Even though strife is inevitable, a healthy government is able to suppress conflicts and enforce the code of peace amongst the constituencies which it governs by harnessing the power of said constituencies. When two currents come into conflict, the government borrows the strength of all other currents to dispel the conflict. For as long as the vast majority of interest groups believe in the government and are bound to the state through common interests, conflict, even when arisen, can be safely defused. The preservation of this fragile balance is the hallowed duty of government, but when the vortex spirals out of control and conflicts escalate into fateful deadlocks of interests, the state implodes, collapsing upon the government at its centre. 

Every government is destined for failure due to the nature of our world. One of the axioms which sustain the discipline of history, and indeed, humanity as a whole, is that change is constant and inevitable. A government that is perfectly adept at preserving peace in the 1200s AD would be dysfunctional by the 1400s AD if it does not react to the new circumstances and adapt accordingly. The reason for this universally inexorable fate is twofold: the law of inertia and the tendency of government to develop into a distinct interest group of its own, both of which leads to the terminal calcification of the state’s political apparatus. A man, just like all other organisms, is by nature resistant to change, and since a state is a man multiplied and his traits magnified, it too is reluctant to embrace transformative initiatives. Those in power, or the dominant currents in the vortex, would obstruct innovations at all costs, as dictated by the need to protect their own interests, whilst those not in power, or the economically or ideologically inferior constituents of society, are compelled by the desire to overturn their misfortune to lobby for change at all costs. Any governmental initiative to adapt the state to be better suited for the present circumstance thus poses the danger of dividing the society, acting as a polarising agent of conflict: thus becoming counterintuitive to the goal of government.

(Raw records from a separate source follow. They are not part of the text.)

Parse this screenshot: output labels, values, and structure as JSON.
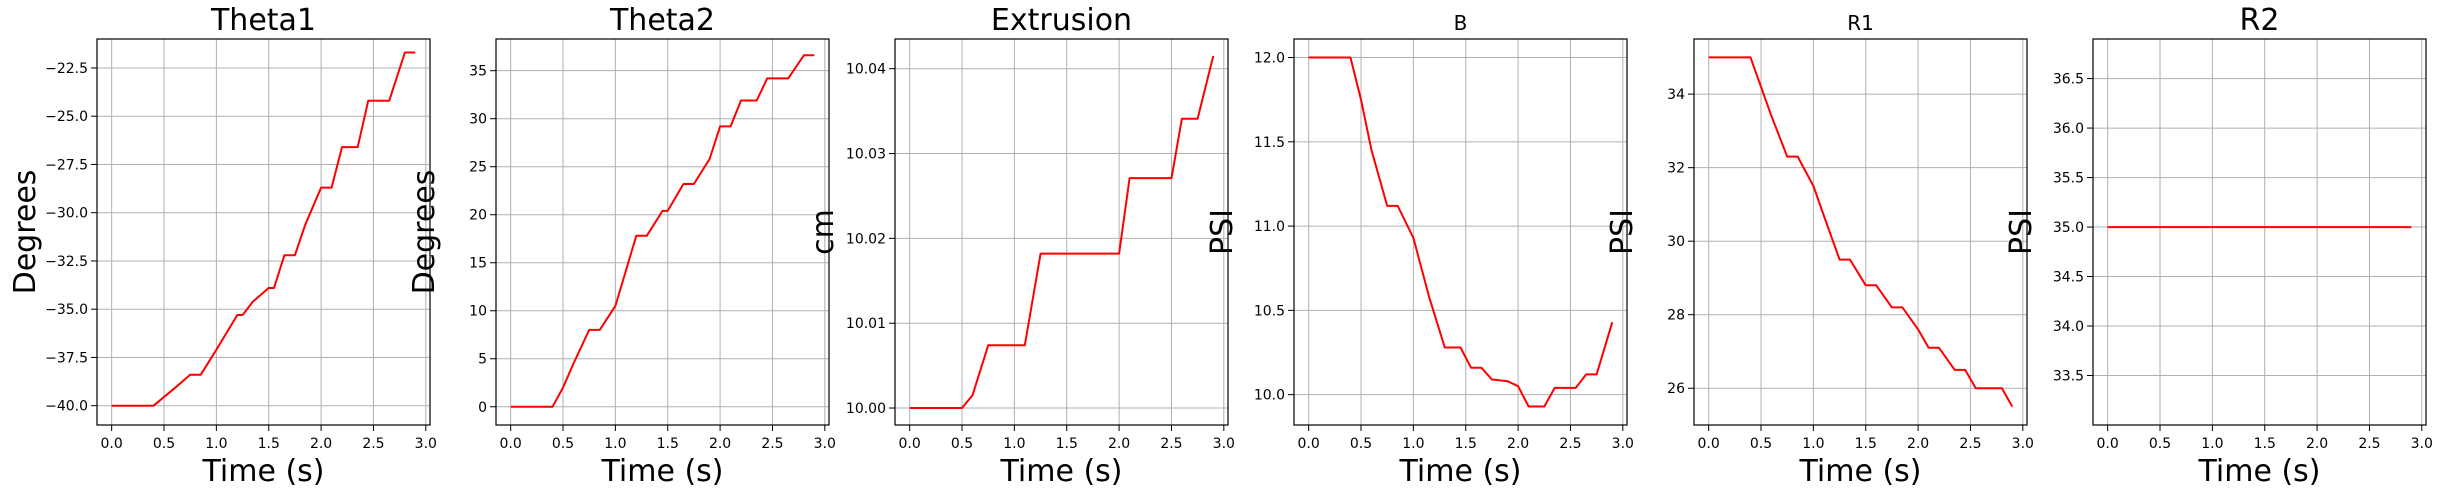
{
  "chart_data": [
    {
      "type": "line",
      "title": "Theta1",
      "xlabel": "Time (s)",
      "ylabel": "Degrees",
      "xlim": [
        -0.14,
        3.04
      ],
      "ylim": [
        -41.0,
        -21.0
      ],
      "xticks": [
        0.0,
        0.5,
        1.0,
        1.5,
        2.0,
        2.5,
        3.0
      ],
      "xtick_labels": [
        "0.0",
        "0.5",
        "1.0",
        "1.5",
        "2.0",
        "2.5",
        "3.0"
      ],
      "yticks": [
        -40.0,
        -37.5,
        -35.0,
        -32.5,
        -30.0,
        -27.5,
        -25.0,
        -22.5
      ],
      "ytick_labels": [
        "−40.0",
        "−37.5",
        "−35.0",
        "−32.5",
        "−30.0",
        "−27.5",
        "−25.0",
        "−22.5"
      ],
      "grid": true,
      "color": "#ff0000",
      "x": [
        0.0,
        0.4,
        0.6,
        0.75,
        0.85,
        1.0,
        1.2,
        1.25,
        1.35,
        1.5,
        1.55,
        1.65,
        1.75,
        1.85,
        2.0,
        2.1,
        2.2,
        2.35,
        2.45,
        2.55,
        2.65,
        2.8,
        2.9
      ],
      "y": [
        -40.0,
        -40.0,
        -39.1,
        -38.4,
        -38.4,
        -37.1,
        -35.3,
        -35.3,
        -34.6,
        -33.9,
        -33.9,
        -32.2,
        -32.2,
        -30.6,
        -28.7,
        -28.7,
        -26.6,
        -26.6,
        -24.2,
        -24.2,
        -24.2,
        -21.7,
        -21.7
      ]
    },
    {
      "type": "line",
      "title": "Theta2",
      "xlabel": "Time (s)",
      "ylabel": "Degrees",
      "xlim": [
        -0.14,
        3.04
      ],
      "ylim": [
        -1.9,
        38.3
      ],
      "xticks": [
        0.0,
        0.5,
        1.0,
        1.5,
        2.0,
        2.5,
        3.0
      ],
      "xtick_labels": [
        "0.0",
        "0.5",
        "1.0",
        "1.5",
        "2.0",
        "2.5",
        "3.0"
      ],
      "yticks": [
        0,
        5,
        10,
        15,
        20,
        25,
        30,
        35
      ],
      "ytick_labels": [
        "0",
        "5",
        "10",
        "15",
        "20",
        "25",
        "30",
        "35"
      ],
      "grid": true,
      "color": "#ff0000",
      "x": [
        0.0,
        0.4,
        0.5,
        0.6,
        0.75,
        0.85,
        1.0,
        1.2,
        1.3,
        1.45,
        1.5,
        1.65,
        1.75,
        1.9,
        2.0,
        2.1,
        2.2,
        2.35,
        2.45,
        2.55,
        2.65,
        2.8,
        2.9
      ],
      "y": [
        0.0,
        0.0,
        2.0,
        4.5,
        8.0,
        8.0,
        10.5,
        17.8,
        17.8,
        20.4,
        20.4,
        23.2,
        23.2,
        25.8,
        29.2,
        29.2,
        31.9,
        31.9,
        34.2,
        34.2,
        34.2,
        36.6,
        36.6
      ]
    },
    {
      "type": "line",
      "title": "Extrusion",
      "xlabel": "Time (s)",
      "ylabel": "cm",
      "xlim": [
        -0.14,
        3.04
      ],
      "ylim": [
        9.998,
        10.0435
      ],
      "xticks": [
        0.0,
        0.5,
        1.0,
        1.5,
        2.0,
        2.5,
        3.0
      ],
      "xtick_labels": [
        "0.0",
        "0.5",
        "1.0",
        "1.5",
        "2.0",
        "2.5",
        "3.0"
      ],
      "yticks": [
        10.0,
        10.01,
        10.02,
        10.03,
        10.04
      ],
      "ytick_labels": [
        "10.00",
        "10.01",
        "10.02",
        "10.03",
        "10.04"
      ],
      "grid": true,
      "color": "#ff0000",
      "x": [
        0.0,
        0.5,
        0.6,
        0.75,
        1.1,
        1.25,
        2.0,
        2.1,
        2.5,
        2.6,
        2.75,
        2.9
      ],
      "y": [
        10.0,
        10.0,
        10.0015,
        10.0074,
        10.0074,
        10.0182,
        10.0182,
        10.0271,
        10.0271,
        10.0341,
        10.0341,
        10.0415
      ]
    },
    {
      "type": "line",
      "title": "B",
      "xlabel": "Time (s)",
      "ylabel": "PSI",
      "xlim": [
        -0.14,
        3.04
      ],
      "ylim": [
        9.82,
        12.11
      ],
      "xticks": [
        0.0,
        0.5,
        1.0,
        1.5,
        2.0,
        2.5,
        3.0
      ],
      "xtick_labels": [
        "0.0",
        "0.5",
        "1.0",
        "1.5",
        "2.0",
        "2.5",
        "3.0"
      ],
      "yticks": [
        10.0,
        10.5,
        11.0,
        11.5,
        12.0
      ],
      "ytick_labels": [
        "10.0",
        "10.5",
        "11.0",
        "11.5",
        "12.0"
      ],
      "grid": true,
      "color": "#ff0000",
      "x": [
        0.0,
        0.4,
        0.5,
        0.6,
        0.75,
        0.85,
        1.0,
        1.15,
        1.3,
        1.45,
        1.55,
        1.65,
        1.75,
        1.9,
        2.0,
        2.1,
        2.25,
        2.35,
        2.45,
        2.55,
        2.65,
        2.75,
        2.9
      ],
      "y": [
        12.0,
        12.0,
        11.75,
        11.45,
        11.12,
        11.12,
        10.93,
        10.58,
        10.28,
        10.28,
        10.16,
        10.16,
        10.09,
        10.08,
        10.05,
        9.93,
        9.93,
        10.04,
        10.04,
        10.04,
        10.12,
        10.12,
        10.43
      ]
    },
    {
      "type": "line",
      "title": "R1",
      "xlabel": "Time (s)",
      "ylabel": "PSI",
      "xlim": [
        -0.14,
        3.04
      ],
      "ylim": [
        25.0,
        35.5
      ],
      "xticks": [
        0.0,
        0.5,
        1.0,
        1.5,
        2.0,
        2.5,
        3.0
      ],
      "xtick_labels": [
        "0.0",
        "0.5",
        "1.0",
        "1.5",
        "2.0",
        "2.5",
        "3.0"
      ],
      "yticks": [
        26,
        28,
        30,
        32,
        34
      ],
      "ytick_labels": [
        "26",
        "28",
        "30",
        "32",
        "34"
      ],
      "grid": true,
      "color": "#ff0000",
      "x": [
        0.0,
        0.4,
        0.5,
        0.6,
        0.75,
        0.85,
        1.0,
        1.1,
        1.25,
        1.35,
        1.5,
        1.6,
        1.75,
        1.85,
        2.0,
        2.1,
        2.2,
        2.35,
        2.45,
        2.55,
        2.65,
        2.8,
        2.9
      ],
      "y": [
        35.0,
        35.0,
        34.2,
        33.4,
        32.3,
        32.3,
        31.5,
        30.7,
        29.5,
        29.5,
        28.8,
        28.8,
        28.2,
        28.2,
        27.6,
        27.1,
        27.1,
        26.5,
        26.5,
        26.0,
        26.0,
        26.0,
        25.5
      ]
    },
    {
      "type": "line",
      "title": "R2",
      "xlabel": "Time (s)",
      "ylabel": "PSI",
      "xlim": [
        -0.14,
        3.04
      ],
      "ylim": [
        33.0,
        36.9
      ],
      "xticks": [
        0.0,
        0.5,
        1.0,
        1.5,
        2.0,
        2.5,
        3.0
      ],
      "xtick_labels": [
        "0.0",
        "0.5",
        "1.0",
        "1.5",
        "2.0",
        "2.5",
        "3.0"
      ],
      "yticks": [
        33.5,
        34.0,
        34.5,
        35.0,
        35.5,
        36.0,
        36.5
      ],
      "ytick_labels": [
        "33.5",
        "34.0",
        "34.5",
        "35.0",
        "35.5",
        "36.0",
        "36.5"
      ],
      "grid": true,
      "color": "#ff0000",
      "x": [
        0.0,
        2.9
      ],
      "y": [
        35.0,
        35.0
      ]
    }
  ]
}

When a state spirals out of control, two divergent paths are presented: revolution and negotiation. Throughout history, humanity has always adopted an uneven combination of the two, but whenever the state leans to much to either side, disaster ensues. Revolution is the abrupt and often violent overthrow of the calcified remnants of the old government with the intent of equipping the state with a new system of governance best suited for the current circumstance. But this process is highly destructive, as it shatters the values which once provided the foundational illusion that the various interest groups of the state are bound together by nature and not just by interest. Once it is revealed to all that the state is merely an amalgamation of disparate currents rather than a unity of identity, faith, ethnicity, and beliefs, society usually explodes after its initial implosion. In this state, humanity is reduced to primal predation: the strong preys on the weak, and warlords rule the lands. A man is defined by his memories, they make him who he is, provide him with comfort when he is weak, joy when he is melancholic, and guidance when he is lost. A state, being man multiplied and magnified, is the same. The cultural heritage of a nation, if destroyed amidst a revolution, leads to violence, madness, and anarchy as does a man robbed of his memories. Continuity is the most central component in a society, and revolution is veritably the severance of this crucial thread. In Chinese, the word for revolution best illustrates this aspect of social change: 革命, “a change in destiny”.